The ability of US to discriminate between transudative and exudative effusions was evaluated in a small prospective cohort of patients with pleural effusions [19]. This study demonstrated that anechoic effusions could be either transudates or exudates, but transudates were always anechoic. Echogenic effusions were always exudates. As would be expected, complex-appearing or septated effusions were indicative of exudates.
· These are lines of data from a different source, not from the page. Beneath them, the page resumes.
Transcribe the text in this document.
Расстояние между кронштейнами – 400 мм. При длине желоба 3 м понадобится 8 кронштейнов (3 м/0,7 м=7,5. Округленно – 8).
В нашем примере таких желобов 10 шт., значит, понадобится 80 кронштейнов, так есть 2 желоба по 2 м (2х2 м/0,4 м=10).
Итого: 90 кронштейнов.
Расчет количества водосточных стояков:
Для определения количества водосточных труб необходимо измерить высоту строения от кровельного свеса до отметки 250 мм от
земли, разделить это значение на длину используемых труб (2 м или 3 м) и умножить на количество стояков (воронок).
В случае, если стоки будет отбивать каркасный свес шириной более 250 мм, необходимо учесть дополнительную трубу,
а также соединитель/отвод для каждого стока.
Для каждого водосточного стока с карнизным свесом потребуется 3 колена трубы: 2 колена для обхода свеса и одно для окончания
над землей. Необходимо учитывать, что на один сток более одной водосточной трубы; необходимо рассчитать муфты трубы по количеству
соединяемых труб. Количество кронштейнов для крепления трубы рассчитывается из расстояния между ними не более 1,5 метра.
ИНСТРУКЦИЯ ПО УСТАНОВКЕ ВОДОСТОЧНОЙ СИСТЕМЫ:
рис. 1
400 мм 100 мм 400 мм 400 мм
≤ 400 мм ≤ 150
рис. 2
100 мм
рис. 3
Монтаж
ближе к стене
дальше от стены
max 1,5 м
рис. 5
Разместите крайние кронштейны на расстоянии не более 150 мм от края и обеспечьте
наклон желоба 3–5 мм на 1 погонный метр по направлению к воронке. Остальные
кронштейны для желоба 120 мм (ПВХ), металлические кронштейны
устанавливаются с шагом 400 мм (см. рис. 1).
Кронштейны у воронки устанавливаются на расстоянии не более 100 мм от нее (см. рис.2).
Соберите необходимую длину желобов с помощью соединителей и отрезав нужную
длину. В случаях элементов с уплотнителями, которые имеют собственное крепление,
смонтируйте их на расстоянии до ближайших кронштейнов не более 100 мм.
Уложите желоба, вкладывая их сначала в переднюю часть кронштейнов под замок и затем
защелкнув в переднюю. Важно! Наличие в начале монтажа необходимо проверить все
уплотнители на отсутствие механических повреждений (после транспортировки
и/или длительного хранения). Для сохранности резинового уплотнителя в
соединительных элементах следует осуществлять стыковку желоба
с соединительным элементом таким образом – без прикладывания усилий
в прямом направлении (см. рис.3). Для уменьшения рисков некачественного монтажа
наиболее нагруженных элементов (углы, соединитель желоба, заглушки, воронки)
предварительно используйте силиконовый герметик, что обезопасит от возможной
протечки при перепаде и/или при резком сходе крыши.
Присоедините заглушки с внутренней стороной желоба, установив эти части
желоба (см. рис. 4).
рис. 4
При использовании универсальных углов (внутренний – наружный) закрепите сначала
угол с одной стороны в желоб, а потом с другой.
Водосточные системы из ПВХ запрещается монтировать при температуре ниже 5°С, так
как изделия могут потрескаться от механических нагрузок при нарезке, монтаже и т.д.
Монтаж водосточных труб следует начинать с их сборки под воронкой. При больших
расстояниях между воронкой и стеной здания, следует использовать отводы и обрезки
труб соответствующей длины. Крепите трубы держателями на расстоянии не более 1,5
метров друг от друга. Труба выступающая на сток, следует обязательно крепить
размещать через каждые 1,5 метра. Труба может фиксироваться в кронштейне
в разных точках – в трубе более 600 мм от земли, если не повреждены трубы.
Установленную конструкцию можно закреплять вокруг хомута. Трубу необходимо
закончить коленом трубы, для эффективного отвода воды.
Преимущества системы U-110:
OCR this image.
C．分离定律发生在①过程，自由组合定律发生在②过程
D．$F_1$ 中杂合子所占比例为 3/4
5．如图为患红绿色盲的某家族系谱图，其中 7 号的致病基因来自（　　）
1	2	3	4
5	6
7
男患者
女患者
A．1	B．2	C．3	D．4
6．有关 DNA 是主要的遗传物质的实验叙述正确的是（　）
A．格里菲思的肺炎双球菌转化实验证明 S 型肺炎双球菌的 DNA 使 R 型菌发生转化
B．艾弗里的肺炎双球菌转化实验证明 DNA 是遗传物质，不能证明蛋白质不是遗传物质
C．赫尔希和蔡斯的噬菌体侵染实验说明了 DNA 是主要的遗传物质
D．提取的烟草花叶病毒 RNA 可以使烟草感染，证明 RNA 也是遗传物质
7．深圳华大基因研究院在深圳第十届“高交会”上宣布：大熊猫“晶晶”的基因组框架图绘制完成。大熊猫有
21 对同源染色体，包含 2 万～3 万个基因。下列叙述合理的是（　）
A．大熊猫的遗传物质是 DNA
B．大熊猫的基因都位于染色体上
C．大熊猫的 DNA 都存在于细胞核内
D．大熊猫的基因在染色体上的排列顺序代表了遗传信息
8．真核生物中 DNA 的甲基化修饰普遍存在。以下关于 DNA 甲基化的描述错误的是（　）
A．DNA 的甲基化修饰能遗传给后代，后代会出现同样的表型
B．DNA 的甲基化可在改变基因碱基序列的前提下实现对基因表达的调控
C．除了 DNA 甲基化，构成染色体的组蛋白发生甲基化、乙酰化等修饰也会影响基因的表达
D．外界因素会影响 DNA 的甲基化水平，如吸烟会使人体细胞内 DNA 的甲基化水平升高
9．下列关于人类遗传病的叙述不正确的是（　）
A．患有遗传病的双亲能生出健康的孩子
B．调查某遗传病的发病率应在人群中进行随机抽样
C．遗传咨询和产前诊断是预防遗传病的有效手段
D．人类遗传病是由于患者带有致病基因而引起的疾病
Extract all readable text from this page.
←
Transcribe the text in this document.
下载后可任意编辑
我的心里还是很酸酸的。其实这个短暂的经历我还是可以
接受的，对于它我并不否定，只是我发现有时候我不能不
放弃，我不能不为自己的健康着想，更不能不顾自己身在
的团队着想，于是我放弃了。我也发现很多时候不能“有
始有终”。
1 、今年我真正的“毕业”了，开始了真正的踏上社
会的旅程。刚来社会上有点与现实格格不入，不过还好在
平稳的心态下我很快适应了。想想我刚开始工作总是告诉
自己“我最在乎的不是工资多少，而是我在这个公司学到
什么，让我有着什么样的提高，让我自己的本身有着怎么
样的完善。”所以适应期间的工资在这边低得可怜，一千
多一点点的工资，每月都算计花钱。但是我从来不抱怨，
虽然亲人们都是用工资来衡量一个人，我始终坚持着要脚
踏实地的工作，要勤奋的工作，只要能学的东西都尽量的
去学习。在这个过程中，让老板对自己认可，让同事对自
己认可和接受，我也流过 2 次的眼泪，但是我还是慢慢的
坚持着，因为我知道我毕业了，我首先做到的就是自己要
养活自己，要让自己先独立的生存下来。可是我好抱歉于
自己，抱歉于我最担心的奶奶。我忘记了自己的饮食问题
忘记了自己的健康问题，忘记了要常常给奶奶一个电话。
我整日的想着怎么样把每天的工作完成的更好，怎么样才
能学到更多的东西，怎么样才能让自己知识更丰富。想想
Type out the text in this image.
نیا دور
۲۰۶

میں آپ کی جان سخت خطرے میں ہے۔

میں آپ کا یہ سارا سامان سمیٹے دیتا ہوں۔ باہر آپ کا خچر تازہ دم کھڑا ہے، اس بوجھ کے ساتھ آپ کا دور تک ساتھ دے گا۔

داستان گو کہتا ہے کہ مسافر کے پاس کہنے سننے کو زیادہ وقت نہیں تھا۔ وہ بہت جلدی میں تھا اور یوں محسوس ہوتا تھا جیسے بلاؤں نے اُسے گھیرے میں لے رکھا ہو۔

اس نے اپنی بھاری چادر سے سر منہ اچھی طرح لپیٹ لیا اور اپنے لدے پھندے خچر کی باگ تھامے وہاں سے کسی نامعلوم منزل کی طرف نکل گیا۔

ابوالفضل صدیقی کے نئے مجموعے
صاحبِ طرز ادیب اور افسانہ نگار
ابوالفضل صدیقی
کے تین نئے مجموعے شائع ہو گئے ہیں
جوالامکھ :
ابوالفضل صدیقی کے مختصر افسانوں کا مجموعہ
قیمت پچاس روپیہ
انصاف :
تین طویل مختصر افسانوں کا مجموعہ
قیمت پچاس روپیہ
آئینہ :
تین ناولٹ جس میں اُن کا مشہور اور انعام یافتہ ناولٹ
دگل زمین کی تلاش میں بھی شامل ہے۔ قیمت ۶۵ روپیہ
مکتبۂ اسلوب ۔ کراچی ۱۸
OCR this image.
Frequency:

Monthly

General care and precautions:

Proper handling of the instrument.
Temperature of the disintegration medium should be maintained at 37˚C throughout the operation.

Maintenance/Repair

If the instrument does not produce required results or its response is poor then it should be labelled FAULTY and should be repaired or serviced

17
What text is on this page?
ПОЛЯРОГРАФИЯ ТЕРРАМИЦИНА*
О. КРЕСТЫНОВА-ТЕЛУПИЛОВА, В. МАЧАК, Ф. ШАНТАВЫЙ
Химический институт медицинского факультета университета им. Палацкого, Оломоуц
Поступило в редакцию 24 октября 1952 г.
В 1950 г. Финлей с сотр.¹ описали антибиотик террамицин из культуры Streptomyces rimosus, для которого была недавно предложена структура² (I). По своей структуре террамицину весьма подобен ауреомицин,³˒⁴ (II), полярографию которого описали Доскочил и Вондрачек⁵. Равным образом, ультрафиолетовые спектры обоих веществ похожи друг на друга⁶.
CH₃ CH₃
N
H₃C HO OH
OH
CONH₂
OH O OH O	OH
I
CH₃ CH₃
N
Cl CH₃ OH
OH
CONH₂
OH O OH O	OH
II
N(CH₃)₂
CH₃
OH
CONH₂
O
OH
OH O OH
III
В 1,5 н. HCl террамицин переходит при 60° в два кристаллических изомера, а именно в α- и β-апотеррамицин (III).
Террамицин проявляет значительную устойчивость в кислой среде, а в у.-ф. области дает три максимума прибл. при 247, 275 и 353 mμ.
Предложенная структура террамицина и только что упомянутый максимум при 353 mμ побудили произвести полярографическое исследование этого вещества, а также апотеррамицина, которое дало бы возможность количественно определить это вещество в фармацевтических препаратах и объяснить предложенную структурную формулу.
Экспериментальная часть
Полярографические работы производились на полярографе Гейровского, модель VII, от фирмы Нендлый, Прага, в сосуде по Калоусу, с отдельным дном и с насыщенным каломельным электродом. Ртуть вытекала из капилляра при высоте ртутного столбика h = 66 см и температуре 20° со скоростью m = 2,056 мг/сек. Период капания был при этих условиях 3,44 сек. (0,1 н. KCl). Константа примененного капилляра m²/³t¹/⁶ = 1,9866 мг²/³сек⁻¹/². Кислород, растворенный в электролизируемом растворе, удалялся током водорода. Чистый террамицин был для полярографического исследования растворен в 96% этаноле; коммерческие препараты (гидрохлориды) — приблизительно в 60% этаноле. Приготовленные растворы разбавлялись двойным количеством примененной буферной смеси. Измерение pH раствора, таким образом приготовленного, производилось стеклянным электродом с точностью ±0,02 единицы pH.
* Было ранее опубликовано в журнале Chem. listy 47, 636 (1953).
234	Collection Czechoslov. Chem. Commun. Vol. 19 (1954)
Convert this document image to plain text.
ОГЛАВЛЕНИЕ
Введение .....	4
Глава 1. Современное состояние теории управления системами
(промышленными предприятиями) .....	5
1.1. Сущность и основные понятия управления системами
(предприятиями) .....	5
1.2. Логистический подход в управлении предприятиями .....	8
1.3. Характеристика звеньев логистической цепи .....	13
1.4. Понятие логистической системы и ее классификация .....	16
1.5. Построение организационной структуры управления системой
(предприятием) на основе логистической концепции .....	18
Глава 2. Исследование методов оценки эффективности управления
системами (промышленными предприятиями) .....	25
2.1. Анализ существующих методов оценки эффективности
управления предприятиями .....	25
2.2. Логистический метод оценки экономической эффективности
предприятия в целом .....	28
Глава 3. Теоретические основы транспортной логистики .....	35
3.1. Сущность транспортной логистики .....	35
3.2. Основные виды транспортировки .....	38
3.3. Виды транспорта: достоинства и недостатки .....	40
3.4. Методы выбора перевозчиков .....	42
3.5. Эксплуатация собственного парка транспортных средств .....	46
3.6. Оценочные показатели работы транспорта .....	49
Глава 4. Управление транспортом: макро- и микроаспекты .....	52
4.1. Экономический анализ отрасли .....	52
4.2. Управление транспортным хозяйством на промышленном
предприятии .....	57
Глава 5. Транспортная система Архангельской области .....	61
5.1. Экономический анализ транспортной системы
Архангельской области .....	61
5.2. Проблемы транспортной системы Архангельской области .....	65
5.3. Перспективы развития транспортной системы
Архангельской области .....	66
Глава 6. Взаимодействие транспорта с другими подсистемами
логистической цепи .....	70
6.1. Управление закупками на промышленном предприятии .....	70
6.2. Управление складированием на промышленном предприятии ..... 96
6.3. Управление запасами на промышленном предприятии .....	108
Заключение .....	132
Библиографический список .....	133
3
Finally, homogeneous echogenic effusions were due to empyema or haemorrhage [19]. Categorisation of effusion based on US appearance is generally described as follows: anechoic, complex septated, complex nonseptated or homogeneous nonseptated.
Complex effusion
Complex effusions are characterised by loculations (collections of fluid that do not follow gravity) and septations (fibrin strands) and are typically not free flowing. On US, the appearance of complex effusions is characterised by heterogeneous fluid collections with interspersed hyperechoic tissue strands. These effusions are typically composed of cellular material, which can organise into fibrinous or proteinaceous strands of cellular debris called septations (figure 2). These septations can ultimately result in the compartmentalisation of the pleural effusion into several smaller locules, which may or may not communicate with one another. Effusion complexity is variable, and can range from relatively mild with only a few loculations to severe complexity with a substantial loculation burden and intense heterogeneity of the fluid collection on US. Exudative effusions, such as those due to malignancy and infection, are often complex. Effusion chronicity also appears to be important in terms of development of a complex effusion. A simple effusion, if left untreated for a substantial period of time, may develop loculations [20].